Development of Formulas for Estimation of Cholesterol Levels in Major Serum Lipoproteins Separated by Agarose Gel Electrophoresis

• Published in: Journal of Electrophoresis Vol. 55; no. 1; pp. 23 - 29
• Main Authors: Vanavanan, Somlak, Chaloeysup, Sirirat, Kotani, Kazuhiko, Srisawasdi, Pornpen
• Format: Journal Article
• Language: English; Japanese
• Published: Sagamihara Japanese Electrophoresis Society 01.01.2011; Japan Science and Technology Agency
• Subjects: cardiovascular disease; high-density lipoprotein cholesterol; Lipoprotein electrophoresis; low-density lipoprotein cholesterol; very low-density lipoprotein cholesterol
• ISSN: 1349-9394; 1349-9408
• DOI: 10.2198/jelectroph.55.23

Background/aim: Electrophoresis is useful for examining the lipoprotein fraction patterns. A simultaneous and cost-effective addition of cholesterol levels in each lipoprotein fraction to the lipoprotein patterns can more assist clinical decision-making.
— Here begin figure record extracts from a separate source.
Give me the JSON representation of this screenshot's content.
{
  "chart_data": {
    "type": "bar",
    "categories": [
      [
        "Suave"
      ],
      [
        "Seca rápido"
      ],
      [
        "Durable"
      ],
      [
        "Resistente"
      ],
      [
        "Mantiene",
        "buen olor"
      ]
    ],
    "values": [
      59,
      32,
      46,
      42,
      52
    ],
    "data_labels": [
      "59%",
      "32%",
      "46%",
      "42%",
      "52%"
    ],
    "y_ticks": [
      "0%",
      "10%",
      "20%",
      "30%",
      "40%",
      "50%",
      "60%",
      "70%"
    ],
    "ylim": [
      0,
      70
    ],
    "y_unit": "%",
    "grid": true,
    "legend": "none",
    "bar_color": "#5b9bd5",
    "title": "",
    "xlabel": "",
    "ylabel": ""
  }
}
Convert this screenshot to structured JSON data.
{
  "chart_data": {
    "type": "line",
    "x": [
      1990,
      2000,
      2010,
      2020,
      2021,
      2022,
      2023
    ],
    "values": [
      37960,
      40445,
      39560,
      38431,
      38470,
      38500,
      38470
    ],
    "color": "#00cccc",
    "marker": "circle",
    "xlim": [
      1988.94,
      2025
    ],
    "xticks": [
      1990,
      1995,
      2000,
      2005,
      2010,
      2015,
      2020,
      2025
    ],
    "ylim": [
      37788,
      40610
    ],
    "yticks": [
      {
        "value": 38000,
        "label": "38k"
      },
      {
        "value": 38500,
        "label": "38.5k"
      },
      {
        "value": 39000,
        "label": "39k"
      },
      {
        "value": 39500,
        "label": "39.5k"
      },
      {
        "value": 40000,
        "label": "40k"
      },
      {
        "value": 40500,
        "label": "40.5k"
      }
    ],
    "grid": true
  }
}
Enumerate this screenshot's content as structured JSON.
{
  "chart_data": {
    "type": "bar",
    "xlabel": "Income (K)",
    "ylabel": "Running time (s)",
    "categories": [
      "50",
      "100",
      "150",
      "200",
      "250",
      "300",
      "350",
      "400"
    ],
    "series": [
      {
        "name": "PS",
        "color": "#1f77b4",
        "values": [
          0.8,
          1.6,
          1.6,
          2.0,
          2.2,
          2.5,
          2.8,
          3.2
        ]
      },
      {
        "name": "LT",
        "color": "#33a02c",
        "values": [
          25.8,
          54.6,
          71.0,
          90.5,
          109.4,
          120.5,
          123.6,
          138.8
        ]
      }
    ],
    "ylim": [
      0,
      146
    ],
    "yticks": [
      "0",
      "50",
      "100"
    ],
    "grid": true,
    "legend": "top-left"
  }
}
This study' aim was to develop the formulas for estimating the fractionated lipoproteins cholesterol levels in a recent system, the agarose gel Sebia HYDRAGEL LIPO+Lp(a) electrophoresis. Methods: Serum samples were analyzed by two Sebia electrophoresis, HYDRAGEL LIPO+Lp(a) and the quantitative HYDRAGEL LDL/HDL-CHOL Direct methods. The formulas for estimation of relative cholesterol (%) of individual lipoprotein fractions were developed using linear regression models. Thereafter, the calculated lipoproteins cholesterol values by multiplying the relative cholesterol with total cholesterol concentrations were compared with the standardized enzymatic assayed values. Results: The equations for calculating % relative cholesterol (y) from % relative lipoprotein (x) were y=x-8, x+21 and 0.75x-6.5 for high-density lipoprotein (HDL), low-density lipoprotein (LDL) and very low-density lipoprotein (VLDL) fractions, respectively. Regression statistics obtained between the calculated assays (y) and the standardized enzymatic assays (x') in samples with and without Lp(a) were y=1.07x'- 0.18 and 1.06x'-0.06, respectively for HDL-cholesterol, y=0.90x'+0.32 and 0.92x'+0.29 for LDL-cholesterol, and y=0.85x'-0.03 and 0.95x'+0.02 for VLDL-cholesterol. Conclusions: The proposed formulas can provide a reliable estimation of cholesterol levels in each major lipoprotein fraction by the HYDRAGEL LIPO+Lp(a) electrophoresis. Further studies with its application are needed.